NiCad Batteries, hassle and solution

   / NiCad Batteries, hassle and solution #21  
I got tired of buying replacement batteries for my 12v DeWalt drill. Even aftermarket batteries were a bit expensive for my occasional use. I dismantled an old battery and attached a 12 ga cable to it. Now I hook it to a 12v lead-acid battery when I need it. It is not as convenient as before, but it does the job.
 
   / NiCad Batteries, hassle and solution #22  
I learned recently the 18 volt Black and Decker batteries can be "rebuilt" by swapping in the guts to a 18volt Harbour Freight Battery. Simple and cheap.
 
   / NiCad Batteries, hassle and solution #23  
NiCd batteries have a flat discharge curve and high current potential. You can get an amp at 1.2v out of a NiCd AA cell until it is discharged. They are great for high torque, short duration use. They need to be frequently discharged to avoid the memory effect, though newer batteries are better than the old ones were. They also need a smart charger to avoid getting fried if you leave them on the charger. They do not have a good shelf life, but store them discharged rather than letting them leak down. Some manufacturers recommend completely discharging them and then shorting the terminals.
 
   / NiCad Batteries, hassle and solution #24  
One thing I'm finding out with Li batteries is they have lots of electronics in them. My Milwaukee batteries will just shut off when the circuit says they are low on power. I've had issues charging them because the circuit will decide that the battery is not ready to be charged. They also store the information so you can't charge them until you erase the memory. That means, if it has a charge left, you use the battery some more. If not then you leave it on the charger and unplug it from the wall. Once the charger lights go out then the memory is erased. It's nice having a charge gauge on them but I have to wonder how well will they work years down the road.
 
   / NiCad Batteries, hassle and solution #25  
I have a Makita 2sp 14.4 Volt. I replaced one of the orig packs with high capacity NiMH -- poor comparative torque. I returned the pack and got another. Same thing. I had the pack rebuilt with NiCad at Batteries Plus. Great torque -- real zip. NiMH has higher internal resistance than NiCad and thus cant deliver the high currents that NiCads can. Your extra speed overcame this but unfortunately the smaller parts are fragile.
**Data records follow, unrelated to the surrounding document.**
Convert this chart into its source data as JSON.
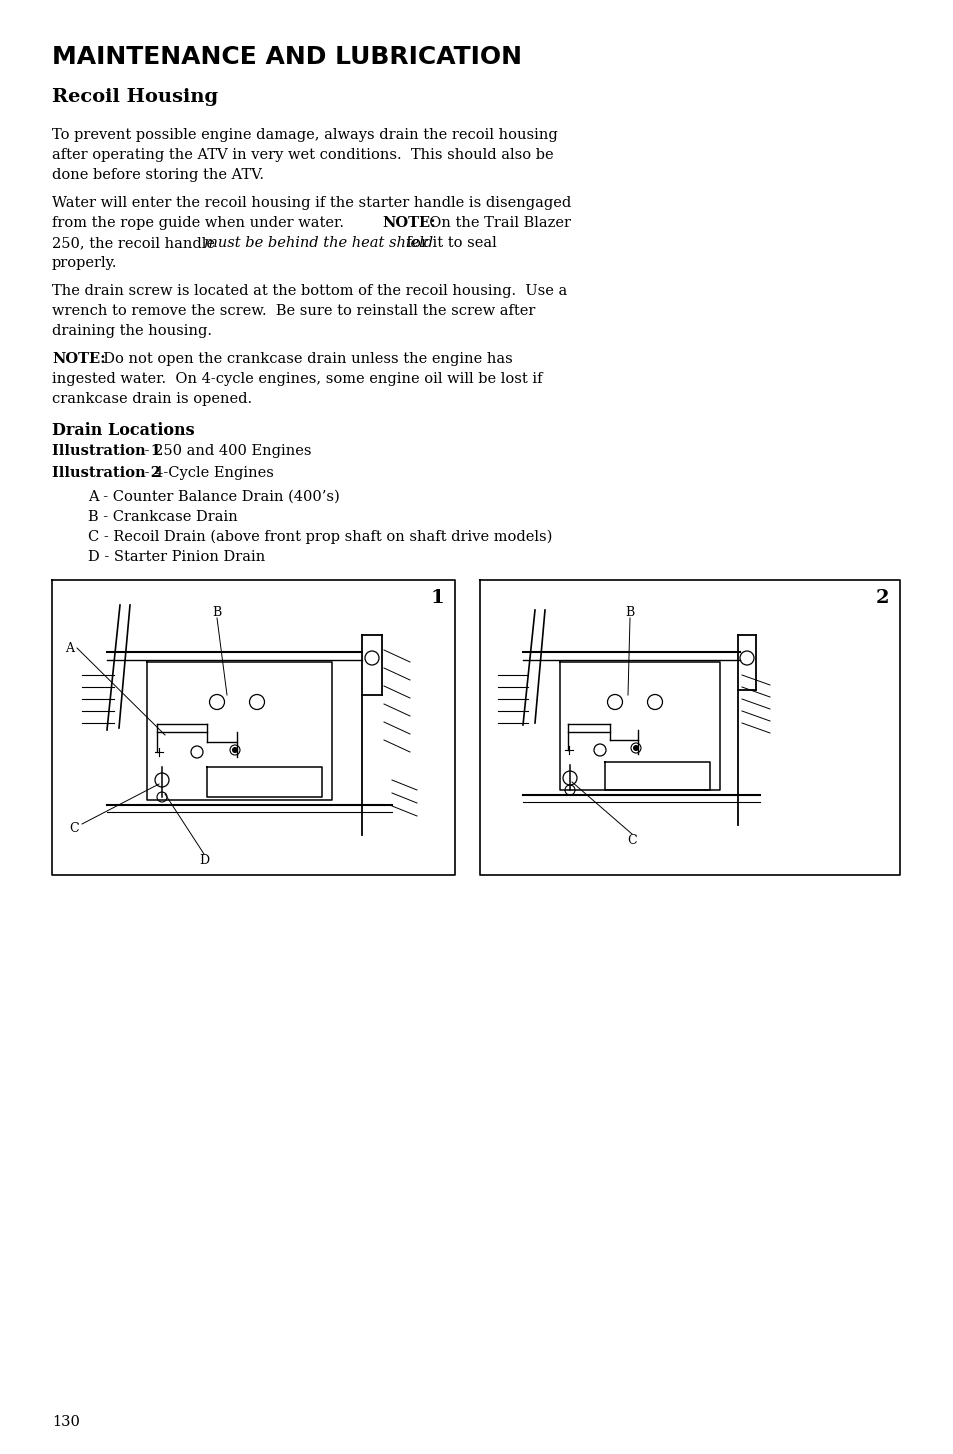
{
  "title": "MAINTENANCE AND LUBRICATION",
  "subtitle": "Recoil Housing",
  "para1_lines": [
    "To prevent possible engine damage, always drain the recoil housing",
    "after operating the ATV in very wet conditions.  This should also be",
    "done before storing the ATV."
  ],
  "para2_line1": "Water will enter the recoil housing if the starter handle is disengaged",
  "para2_line2a": "from the rope guide when under water.  ",
  "para2_line2b": "NOTE:",
  "para2_line2c": "  On the Trail Blazer",
  "para2_line3a": "250, the recoil handle ",
  "para2_line3b": "must be behind the heat shield",
  "para2_line3c": " for it to seal",
  "para2_line4": "properly.",
  "para3_lines": [
    "The drain screw is located at the bottom of the recoil housing.  Use a",
    "wrench to remove the screw.  Be sure to reinstall the screw after",
    "draining the housing."
  ],
  "para4_note": "NOTE:",
  "para4_line1": "  Do not open the crankcase drain unless the engine has",
  "para4_line2": "ingested water.  On 4-cycle engines, some engine oil will be lost if",
  "para4_line3": "crankcase drain is opened.",
  "drain_heading": "Drain Locations",
  "illus1_bold": "Illustration 1",
  "illus1_rest": " - 250 and 400 Engines",
  "illus2_bold": "Illustration 2",
  "illus2_rest": " - 4-Cycle Engines",
  "items": [
    "A - Counter Balance Drain (400’s)",
    "B - Crankcase Drain",
    "C - Recoil Drain (above front prop shaft on shaft drive models)",
    "D - Starter Pinion Drain"
  ],
  "page_num": "130",
  "bg_color": "#ffffff",
  "text_color": "#000000"
}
I sure wish Lithium retrofits were available. But these packs can be dangerous unless treated in a controlled fashion. Electronics in drill, battery, and charger. :confused3:

I've never had much luck with Makita NiCad batteries. Back in the day they were great but it seams like they aren't as good. The 18v NiMH worked fine and neither battery had died. Clearly they had enough power to strip out the gears in the gearbox. Not sure if that means they were strong or if Makita just made a cheap gearbox. Either way I chucked the whole mess in the recycling bin and switched brands.
 
   / NiCad Batteries, hassle and solution #26  
I learned recently the 18 volt Black and Decker batteries can be
"rebuilt" by swapping in the guts to a 18volt Harbour Freight Battery. Simple and cheap.

I have done that too, since I bought a B&D pole chainsaw a while ago. I also buy the HF 18V
battery packs, take out the cells, then use them in other brands. They go on sale for as
little as $10 each. My earlier Chinese 18V cordless drills actually had Energizer brand NiCad cells
in them. (Did you ever notice that the cheaper of the Chinese battery packs have no thermal
protection inside?)

I did that with my Makitas, but they are quite difficult to dissassemble. The newer ones have to be
cut apart. Oh, and they use TWO thermisters, not one. Still love those Makitas, but after years of
hard use, my oldest, a 9.6V impact driver, died with broken gears.
 
   / NiCad Batteries, hassle and solution #27  
I have a Makita 2sp 14.4 Volt. I replaced one of the orig packs with high capacity NiMH -- poor comparative torque. I returned the pack and got another. Same thing. I had the pack rebuilt with NiCad at Batteries Plus. Great torque -- real zip. NiMH has higher internal resistance than NiCad and thus cant deliver the high currents that NiCads can. Your extra speed overcame this but unfortunately the smaller parts are fragile.

I sure wish Lithium retrofits were available. But these packs can be dangerous unless treated in a controlled fashion. Electronics in drill, battery, and charger. :confused3:

I've never had much luck with Makita NiCad batteries. Back in the day they were great but it seams like they aren't as good. The 18v NiMH worked fine and neither battery had died. Clearly they had enough power to strip out the gears in the gearbox. Not sure if that means they were strong or if Makita just made a cheap gearbox. Either way I chucked the whole mess in the recycling bin and switched brands.
Ah. Further contributing issues. 18V vs 14.4 lowers the amperage requirement for power. With a higher voltage you essentially ease away from the applications requiring hi current where NiCads excel.